Néanmoins ne constitue pas un dol le fait pour une partie de ne pas révéler à son cocontractant son estimation de la valeur de la prestation.

En l’espèce, l’acte de vente du 21 septembre 2018 qui contient, en son article 3 du titre «  cession de parts sociales », la clause litigieuse relative au remboursement préalable du compte courant d’associé, comporte également la mention suivante :  « le cessionnaire reconnaît qu’il a pu procéder préalablement à la signature des présentes à une revue contradictoire de la société dont les titres sont cédés, en matière juridique, comptable et financière, ayant porté sur les comptes de l’exercice clos le 31 octobre 2017 de la SARL HAVANA et la période écoulée depuis cette date jusqu’à ce jour ».

La période qui s’est écoulée entre le protocole de cession de parts sociales du 8 août 2018 et la réitération de l’acte, le 21 septembre 2018, après réalisation des conditions suspensives, a donc fait l’objet d’une « revue » comptable par la société cessionnaire, au besoin assistée par son expert comptable, qui n’ a pu en conséquence ignorer la persistance d’un compte courant d’associé créditeur au non de la société cédante, en dépit de l’affirmation contraire figurant à l’article 3 de l’acte de cession.

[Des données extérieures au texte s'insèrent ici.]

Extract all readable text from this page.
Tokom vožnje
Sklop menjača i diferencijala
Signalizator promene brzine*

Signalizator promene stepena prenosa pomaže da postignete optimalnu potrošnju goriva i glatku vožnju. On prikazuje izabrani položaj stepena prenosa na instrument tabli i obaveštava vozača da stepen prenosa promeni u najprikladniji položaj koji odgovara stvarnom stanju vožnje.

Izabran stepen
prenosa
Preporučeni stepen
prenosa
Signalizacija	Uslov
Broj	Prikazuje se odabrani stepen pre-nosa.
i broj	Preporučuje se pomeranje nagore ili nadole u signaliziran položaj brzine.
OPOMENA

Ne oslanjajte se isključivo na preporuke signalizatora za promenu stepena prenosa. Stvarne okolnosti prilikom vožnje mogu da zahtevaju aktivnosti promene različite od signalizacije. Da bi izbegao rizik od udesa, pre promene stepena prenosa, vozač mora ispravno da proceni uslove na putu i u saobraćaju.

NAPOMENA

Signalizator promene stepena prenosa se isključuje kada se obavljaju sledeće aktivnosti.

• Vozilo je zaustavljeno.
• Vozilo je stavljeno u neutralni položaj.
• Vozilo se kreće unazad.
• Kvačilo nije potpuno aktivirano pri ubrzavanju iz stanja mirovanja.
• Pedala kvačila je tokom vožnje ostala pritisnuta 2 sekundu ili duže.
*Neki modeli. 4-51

Dès lors, la dissimulation ou la réticence dolosive de la société cédante n’apparaît pas caractérisée, pas plus que ne l’est l’existence de man’uvres frauduleuses, la mention erronée figurant dans l’acte du 21 septembre 2018 relevant d’une erreur par essence non intentionnelle.

Toutefois, cette erreur n’a pas été déterminante du consentement de la société PGLS BOISSONS qui savait, depuis la signature du protocole de cession du 8 août 2018, que, selon l’article 2 de ce document, le prix de 380 000,00 euros était fixe, forfaitaire et définitif, sous réserve qu’aucune distribution de dividendes, réserves ou primes imprévues ne soient intervenue depuis l’assemblée générale d’approbation des comptes clos le 31 octobre 2017.

Le remboursement préalable du compte courant du cédant n’était pas envisagé, aux termes de cet article 2, comme conditionnant la fixité du prix.

Tout au plus, la société PGLS pourrait elle se prévaloir d’une erreur sur la valeur de la société HAVANA, dont elle a acquis les parts sociales, erreur non démontrée au cas d’espèce, puisque le remboursement du compte courant de la société ZANJYBAR, par la société HAVANA, impliquait soit une diminution des disponibilités de cette dernière, soit la substitution à la dette envers l’associé cédant d’une dette d’emprunt de même montant, le moment de ce remboursement étant dans ces conditions indifférent.

La société PGLS BOISSONS est en conséquence déboutée de l’ensemble de ses demandes, le jugement étant confirmé.

Sur les demandes annexes :

Compte tenu de l’issue du litige, les sociétés HAVANA et PGLS BOISSONS sont condamnées aux dépens d’appel, les décisions frappées d’appel étant confirmées sur les dépens de première instance.

Au regard des circonstances de la cause et de la position respective des parties, l’équité justifie de condamner la SARL HAVANA et la SAS PGLS BOISSONS à payer, chacune, une somme de 1000,00 euros à la SARL ZANJYBAR au titre des frais non compris dans les dépens d’appel, les jugements du 6 juillet 2021(n°s 68/1/2021 et 67/1/2021) étant confirmés sur l’application faite de l’article 700 du code de procédure civile en première instance.

PAR CES MOTIFS :

La cour, statuant par arrêt mis à disposition au greffe, contradictoirement et en dernier ressort,

Confirme le jugement n° 67/1/2021 du 6 juillet 2021 du tribunal de commerce de Dax, sauf en ce qu’il a déclaré irrecevables les demandes de la société HAVANA,

Confirme le jugement n° 68/1/2021 du 6 juillet 2021 du tribunal de commerce de Dax, en toutes ses dispositions,

Y ajoutant,

Déboute les sociétés HAVANA et PGLS BOISSONS de l’ensemble de leurs prétentions à hauteur d’appel,

Condamne les sociétés HAVANA et PGLS BOISSONS aux dépens d’appel,

Vu l’article 700 du code de procédure civile,

Condamne la SARL HAVANA et la SAS PGLS BOISSONS à payer, chacune, une somme de 1000,00 euros à la SARL ZANJYBAR au titre des frais non compris dans les dépens d’appel.

Le présent arrêt a été signé par Monsieur Marc MAGNON, Conseiller faisant fonction de Président, et par Madame Nathalène DENIS, greffière suivant les dispositions de l’article 456 du Code de Procédure Civile.